10. Der närrische Prinz.

[389] Es war einmal ein könig, der drei söhne hatte. die zwei älteren galten für sehr gescheit, der jüngste aber für unvernünftig. vor dem königspallaste stand ein schöner, großer baum, der ganz von gold war, und auch goldene äpfel trug. aber alle nacht kam ein dieb zu dem baume, und stahl von ihm viel schöne goldene äpfel. der könig ärgerte sich sehr darüber und ließ den baum tag und nacht bewachen, aber nichts wollte helfen, denn der dieb kam doch und stahl von den goldenen äpfeln immer mehr. da sprach der älteste sohn zum könig: ›erlaubt mir lieber vater den baum zu überwachen. ich will euch doch den dieb einmal fangen.‹ – der alte könig besann sich keinen augenblick und erlaubte es dem sohne. dieser ging und wollte über nacht den baum bewachen, aber als es nur gegen mitternacht kam, da schlief der gute wächter ein und der dieb wirthschaftete wie früher. – drauf meldete sich der zweite sohn, aber ihm ging es nicht besser, als dem ersten, denn auch er schlief gegen mitternacht ein, indeß der dieb kam und die schönsten goldenen äpfel in großer menge wegstipizte. als nun die beiden gescheiten brüder gegen den schlimmen gast nichts zu thun vermochten, bat der dumme sohn seinen vater, er möchte ihm erlauben, den baum zu bewachen. der könig lachte nur über den dummen jungen und meinte: ›wenn deine älteren brüder nichts ausrichten konnten gegen den schlimmen räuber, was willst du närrischer dagegen thun?‹ er erlaubte es ihm aber und der närrische sohn ging, wache zu halten.

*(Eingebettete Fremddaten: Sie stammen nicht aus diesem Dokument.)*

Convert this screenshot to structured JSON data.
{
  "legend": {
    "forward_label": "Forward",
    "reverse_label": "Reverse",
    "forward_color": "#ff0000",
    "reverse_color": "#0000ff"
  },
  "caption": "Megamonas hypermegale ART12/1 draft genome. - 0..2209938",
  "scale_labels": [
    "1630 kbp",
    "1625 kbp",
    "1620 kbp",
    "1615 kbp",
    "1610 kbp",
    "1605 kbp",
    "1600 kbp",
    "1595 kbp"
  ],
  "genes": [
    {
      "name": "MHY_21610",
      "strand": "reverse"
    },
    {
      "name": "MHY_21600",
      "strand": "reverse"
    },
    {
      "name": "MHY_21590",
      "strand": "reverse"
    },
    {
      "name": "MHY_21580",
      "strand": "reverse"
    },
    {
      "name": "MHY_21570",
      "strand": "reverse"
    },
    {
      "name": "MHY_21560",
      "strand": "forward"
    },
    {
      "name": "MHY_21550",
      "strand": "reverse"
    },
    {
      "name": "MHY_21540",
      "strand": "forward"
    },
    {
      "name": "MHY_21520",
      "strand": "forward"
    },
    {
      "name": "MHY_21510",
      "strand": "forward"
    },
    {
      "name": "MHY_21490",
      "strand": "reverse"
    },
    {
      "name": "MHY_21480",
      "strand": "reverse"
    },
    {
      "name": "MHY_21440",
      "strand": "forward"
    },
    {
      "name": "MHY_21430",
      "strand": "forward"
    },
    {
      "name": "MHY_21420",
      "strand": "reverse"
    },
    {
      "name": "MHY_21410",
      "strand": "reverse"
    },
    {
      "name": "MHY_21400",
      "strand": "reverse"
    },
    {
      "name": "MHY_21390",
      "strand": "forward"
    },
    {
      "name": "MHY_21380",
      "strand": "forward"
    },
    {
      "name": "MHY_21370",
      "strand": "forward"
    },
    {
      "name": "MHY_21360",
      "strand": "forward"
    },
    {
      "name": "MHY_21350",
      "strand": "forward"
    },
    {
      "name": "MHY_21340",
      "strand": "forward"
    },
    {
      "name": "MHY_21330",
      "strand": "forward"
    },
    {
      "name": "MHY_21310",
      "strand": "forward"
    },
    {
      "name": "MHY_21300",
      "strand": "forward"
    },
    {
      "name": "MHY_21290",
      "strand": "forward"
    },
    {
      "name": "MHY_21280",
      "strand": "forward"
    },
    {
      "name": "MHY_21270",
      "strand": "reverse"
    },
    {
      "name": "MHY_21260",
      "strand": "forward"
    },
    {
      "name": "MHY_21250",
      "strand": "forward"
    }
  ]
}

Der närrische sohn war aber nicht so dumm, wie die leute von ihm glaubten. er war wol gescheit und zu dem noch vernünftiger als beide älteren brüder. ehe er wache hielt, machte er auf dem goldenen baume ein nest aus dornen und disteln. dahinter verbarg er sich gar wol und wenn er zu nacht einnickte, stach er sich gesicht und nase blutig, so daß er immer wach bleiben mußte. da kam der dieb; er war ein schöner goldener vogel und hatte[389] eben so schöne, goldene augen und eben so schöne goldene krallen. da reckte der närrische sohn die hand aus und fing den vogel. er verblieb mit seiner beute die ganze nacht über ruhig auf dem baume und als es morgen wurde, stieg er herab und ging zu des königs schlafgemach.

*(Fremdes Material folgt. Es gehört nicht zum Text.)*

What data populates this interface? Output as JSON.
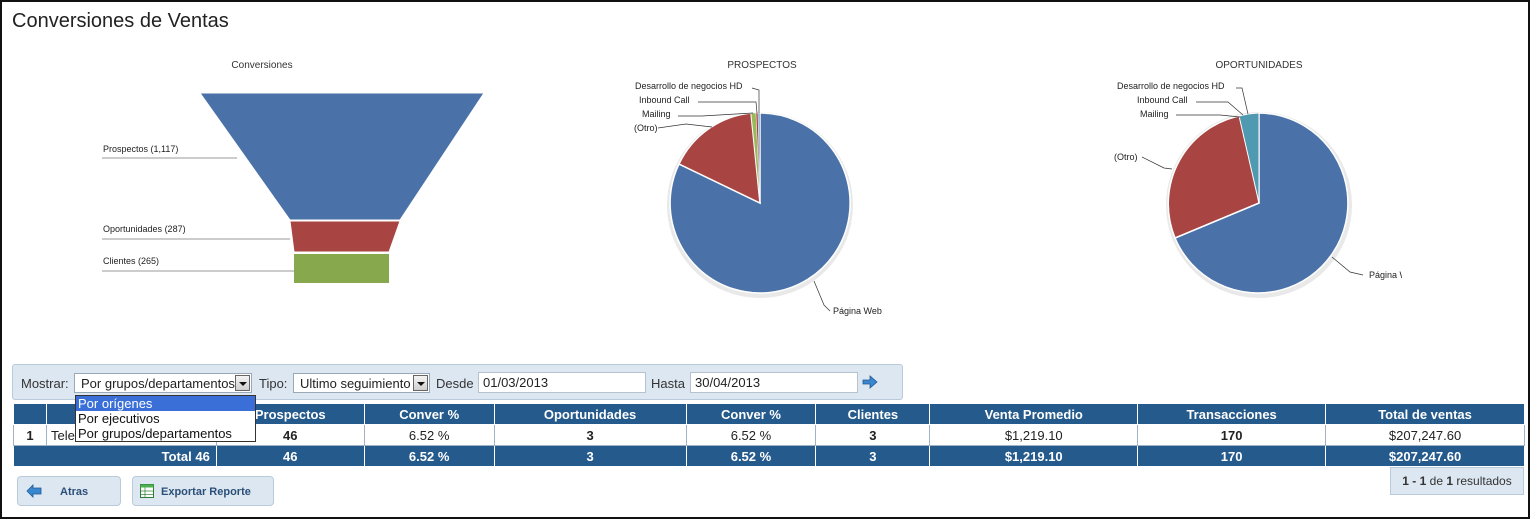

Der könig schlief noch fest, und seine thüre war verschlossen. aber der närrische sohn war sehr ungeduldig und weckte den könig durch einen großen lärm aus dem schlafe. der könig stund auf und öffnete die thüre. da sprang der närrische sohn ins zimmer und ließ den goldenen vogel vor lauter freude los; aber der goldene vogel flog zur thüre hinaus, die noch offen stand. da weinte der närrische sohn und klagte laut über das böse thier. aber ihm blieben noch drei goldene federn vom vogel in der hand stecken und diese zeigte er dem könige, der noch schlaftrunken war und nicht glauben wollte, daß der närrische sohn den hübschen dieb gefangen hatte. aber er sah später die wahrheit ein und war sehr traurig, weil er den goldenen räuber nicht selbst sah. da sprach er einmal zu seinen drei söhnen: ›die drei federn vom goldenen vogel müssen eine große bedeutung haben. ich denke, daß ihr den vogel suchen gehen sollt und welcher von euch dreien mir ihn bringen wird, der soll schon zu meinen lebzeiten die hälfte meines königreiches bekommen. wenn euch der preis lieb ist, so sucht in der welt euer glück.‹

Die drei königssöhne waren des zufrieden und nahmen bald abschied von ihrem vater. die zwei älteren brüder füllten sich ganze säcke mit kukuruzmehl und käse an, indeß der jüngste sich einen knotenstock von einem weidenbaume abschnitt und nur ein stückchen alten maiskuchen in die tasche steckte. so machten sich die drei auf den weg. sie gingen und gingen einen ganzen tag miteinander und jeder wußte ein märlein zu erzählen. dabei aber lachten die zwei älteren brüder viel über den jüngsten, und schalten ihn fast alle augenblicke einen narren. den folgenden tag kamen sie in einen wald und der jüngste sprach: ›wißt ihr was, liebe brüder? es frommt uns[390] nichts, wenn wir alle drei nur einen weg gehen; trennen wir uns lieber. aber damit wir wissen sollen, wenn wir einmal wieder zurückkehren, ob einer oder der andere von uns auf der reise gestorben sei, schießen wir alle drei in einen dicken baum. wessen loch indeß mit moos reichlich verwachsen ist, der ist todt, und wir brauchen den nie mehr aufzusuchen.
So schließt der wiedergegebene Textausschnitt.